Board members voting for the budget at Wednesday night’s 20-minute meeting said they are prepared to deal with that if they have to, but they feel the budget is sound and the proposed expenditures within it are needed.
“I am in support of this budget. I trust the administration and educators of our schools, that they’ve made recommendations to us that have been sound and prudent,” said Staci Fortunato, Ward 1 board member. “I understand there may be push-back and I’m willing to stand behind it and support our school system and our staff and our students to make sure we can have the best school that we can have.”
The budget was almost exactly as proposed by Superintendent James Anastasio and other administrators in February, other than the addition of two kindergarten teachers, instead of three kindergarten teachers initially proposed, according to Edward Hastings, board chairman.
Chris Clarke, Ward 2, and Tom Connors, at large, were the two votes against the budget.
Connors said he couldn’t support the budget in part because he feels the school budget process needs to be refined so board members have more time to propose and discuss changes to it.
“Getting it in February and trying to pass it in six weeks, to me, is a little overwhelming,” Connors said. “We’re asking for an incredible, to me, a significant increase.”
Clarke urged board members to consider asking city councilors for more time to discuss the budget. He said he is certain councilors will send the school spending plan back to the board to make cuts. He said he wanted to make cuts, including to the number of new social workers, from two to one, and number of new kindergarten teachers, to one, included in the budget to bring it down to a 3.5 percent increase; but he said he met resistance to those proposals from administrators and other board members.
“It’s our job to ask the hard questions, and I don’t think we’ve done that here,” he said.
The city charter requires school officials to deliver the school budget to the city by April 1. Once the overall school and city budget is approved by councilors, the school budget portion goes to voters in a referendum that usually takes place in June.
Kati McCormick, Ward 4 board member, said she too would like to see the budget process changed in the future. But she said she supports the budget as proposed and supports the school system’s principals and teachers.
“They’ve come to us and said, ‘This is the minimum we need to get by and do our job and do it well,'” McCormick said. “That being said, if this does happen to come back to us, I am prepared to work collaboratively with you all.”
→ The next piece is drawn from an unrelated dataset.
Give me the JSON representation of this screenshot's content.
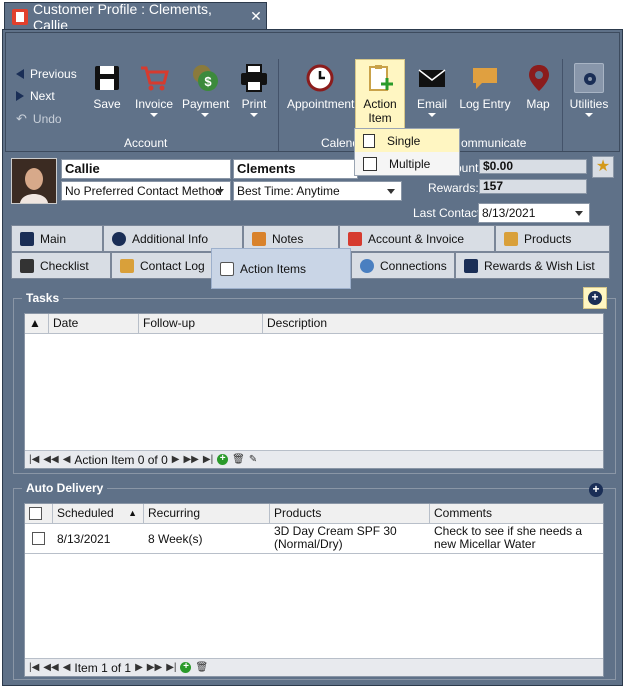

School administrators, who have worked since at least October to put together the spending proposal, said in February the budget would initiate their new three-year goal of decreasing class sizes in elementary schools. Anastasio said that in some cases, there are as many as 26 students in a class.
The budget would require $13.6 million, or about $1 million more, from local taxpayers, a roughly 8 percent increase.
The budget would use $2.1 million in money left in the school’s unassigned fund balance, an account made up of money unspent in previous years, which Kathy Casparius, business director, said in February was the entire amount left in that account. She said some money was likely to come back into that account once final expenses were determined, but that school officials were trying to keep that account balance at less than 3 percent of the total budget.